This was the headquaters for a Hydraulic operation and was situated on the Tulameen River just upstream of the mouth of Granite Creek near Frenchy's cabin. Photo ca. 1901 from the B.C. Archives.
This photo shows a placer mining operation at Granite Creek in 1909. The wooden flume diverted water from a dam upstream away from the mining operation, and was also used to wash the gravel through a sluice box to separate out the gold. Photo courtesy Princeton Museum
This placer claim photo from Granite Creek shows the prospectors hitting bedrock. You can see the water pouring from the flume and washing the gravel through the sluice box in the foreground. Photo courtesy Princeton Museum.
This photo ca. 1913 shows the Golden Gate Placer Mine at Granite Creek. The miners in the photo are Ralph Mason and Walter Dorn. Photo courtesy Princeton Museum.
Another photo of the Golden Gate Placer Mine ca. 1913. Photo courtesy Princeton Museum.

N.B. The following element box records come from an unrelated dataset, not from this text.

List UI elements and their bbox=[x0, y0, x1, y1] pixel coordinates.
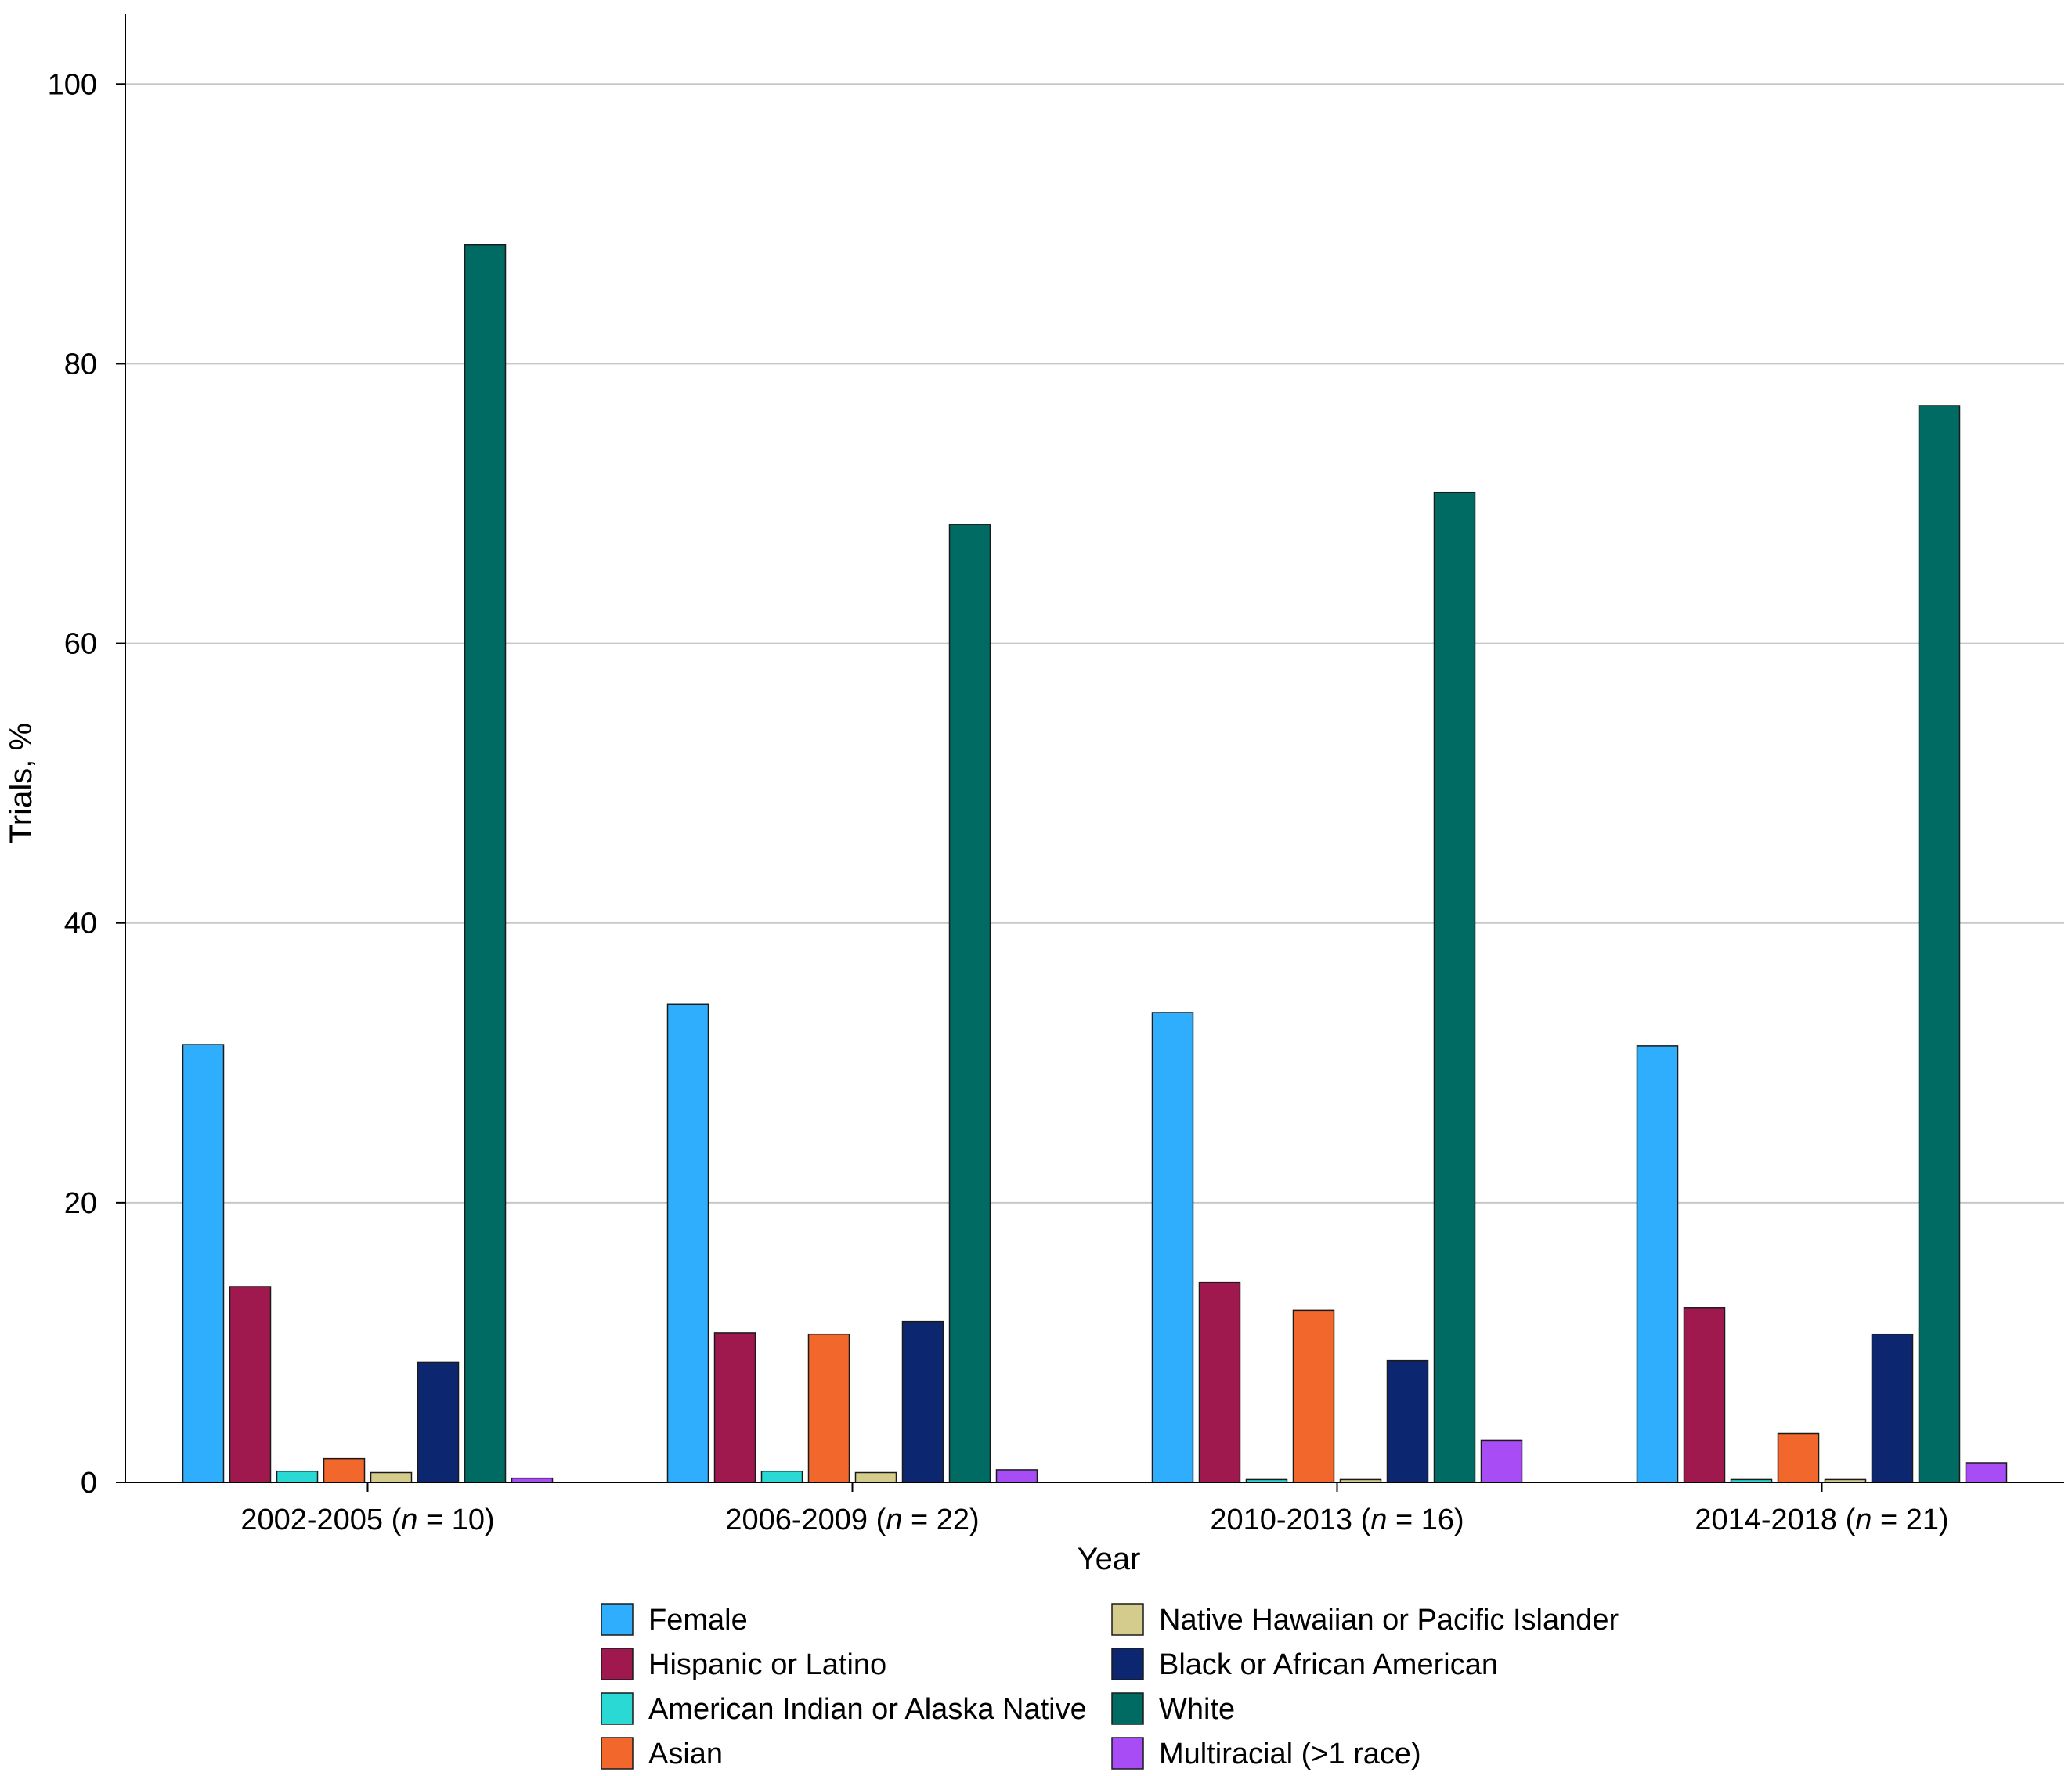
legend-swatch bbox=[1111, 1692, 1144, 1725]
legend-label: Multiracial (>1 race) bbox=[1159, 1738, 1421, 1771]
legend-label: Female bbox=[648, 1604, 748, 1637]
bar bbox=[229, 1286, 272, 1483]
y-tick-label: 100 bbox=[48, 68, 97, 101]
axes bbox=[116, 14, 2064, 1492]
bar bbox=[854, 1471, 897, 1483]
y-tick-label: 0 bbox=[81, 1467, 97, 1500]
y-axis-title: Trials, % bbox=[4, 723, 38, 843]
legend: Female Hispanic or Latino American Indian … bbox=[601, 1603, 1619, 1771]
bar bbox=[760, 1470, 803, 1483]
y-tick-labels: 0 20 40 60 80 100 bbox=[48, 68, 97, 1500]
bar bbox=[666, 1003, 709, 1483]
x-tick-label: 2014-2018 (n = 21) bbox=[1695, 1503, 1948, 1536]
bar bbox=[370, 1471, 413, 1483]
bar bbox=[807, 1333, 850, 1483]
bar bbox=[901, 1320, 944, 1483]
bar bbox=[1386, 1359, 1429, 1483]
bar bbox=[1151, 1012, 1194, 1483]
x-tick-label-year: 2006-2009 ( bbox=[725, 1503, 886, 1536]
legend-label: Native Hawaiian or Pacific Islander bbox=[1159, 1604, 1619, 1637]
legend-label: American Indian or Alaska Native bbox=[648, 1693, 1087, 1726]
legend-swatch bbox=[1111, 1603, 1144, 1636]
x-tick-label-n-value: = 10) bbox=[417, 1503, 494, 1536]
bar bbox=[713, 1332, 756, 1483]
x-tick-label-n-value: = 21) bbox=[1872, 1503, 1948, 1536]
legend-swatch bbox=[601, 1603, 634, 1636]
bar bbox=[1871, 1333, 1914, 1483]
x-tick-label-year: 2002-2005 ( bbox=[240, 1503, 401, 1536]
bar bbox=[182, 1044, 225, 1483]
legend-label: Hispanic or Latino bbox=[648, 1648, 886, 1681]
legend-swatch bbox=[601, 1692, 634, 1725]
bar bbox=[995, 1469, 1038, 1483]
legend-swatch bbox=[1111, 1737, 1144, 1770]
bar bbox=[417, 1361, 460, 1483]
x-tick-labels: 2002-2005 (n = 10) 2006-2009 (n = 22) 2010… bbox=[240, 1503, 1948, 1536]
bar bbox=[1777, 1432, 1820, 1483]
legend-swatch bbox=[601, 1648, 634, 1680]
bar bbox=[1480, 1439, 1523, 1483]
bar bbox=[1918, 405, 1961, 1483]
bar bbox=[276, 1470, 319, 1483]
y-tick-label: 80 bbox=[64, 348, 97, 381]
legend-swatch bbox=[601, 1737, 634, 1770]
x-tick-label-n-symbol: n bbox=[886, 1503, 902, 1536]
x-axis-title: Year bbox=[1078, 1542, 1141, 1576]
y-tick-label: 60 bbox=[64, 628, 97, 661]
y-tick-label: 20 bbox=[64, 1187, 97, 1220]
x-tick-label-n-symbol: n bbox=[1370, 1503, 1387, 1536]
bar bbox=[1198, 1281, 1241, 1483]
bar bbox=[1636, 1045, 1679, 1483]
legend-swatch bbox=[1111, 1648, 1144, 1680]
legend-label: Asian bbox=[648, 1738, 723, 1771]
x-tick-label-n-symbol: n bbox=[401, 1503, 417, 1536]
legend-label: White bbox=[1159, 1693, 1235, 1726]
x-tick-label: 2006-2009 (n = 22) bbox=[725, 1503, 979, 1536]
bar bbox=[1433, 491, 1476, 1483]
x-tick-label-n-symbol: n bbox=[1855, 1503, 1872, 1536]
x-tick-label-n-value: = 22) bbox=[902, 1503, 979, 1536]
x-tick-label-n-value: = 16) bbox=[1387, 1503, 1464, 1536]
bar bbox=[464, 244, 507, 1483]
gridlines bbox=[125, 83, 2064, 1204]
x-tick-label-year: 2014-2018 ( bbox=[1695, 1503, 1855, 1536]
bar bbox=[1683, 1307, 1726, 1483]
bar bbox=[948, 524, 991, 1483]
legend-label: Black or African American bbox=[1159, 1648, 1498, 1681]
x-tick-label-year: 2010-2013 ( bbox=[1210, 1503, 1370, 1536]
bar bbox=[323, 1457, 366, 1483]
y-tick-label: 40 bbox=[64, 908, 97, 940]
bar bbox=[1965, 1462, 2008, 1483]
x-tick-label: 2002-2005 (n = 10) bbox=[240, 1503, 494, 1536]
x-tick-label: 2010-2013 (n = 16) bbox=[1210, 1503, 1464, 1536]
bars bbox=[182, 244, 2008, 1483]
bar bbox=[1292, 1309, 1335, 1483]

By 1915 a third, and final, bridge was constructed across the Tulameen to Granite Creek. This very elaborate bridge was raised high off the ground to give clearance for trains as they passed underneath. Today, the bridge is gone and only a concrete bridge abutment on the south side of the Tulameen River remains. Photo courtesy Princeton Museum.
In 1925 the Rogers family lived in this cabin in the Granite Creek area. Photo from B.C. Archives
Dredging was a way to get at Gold in pockets too deep to mine by hand. Dredging occurred at Granite Creek in the early 1900's and again as here in the 1930s. Photo from B.C. Archives.
Convinced more gold was to be found, a major dredging operation was undertaken again at Granite Creek in 1930. The dredge was powered by steam, produced by burning coal from the mine at Blakeburn. Photo courtesy Princeton Museum.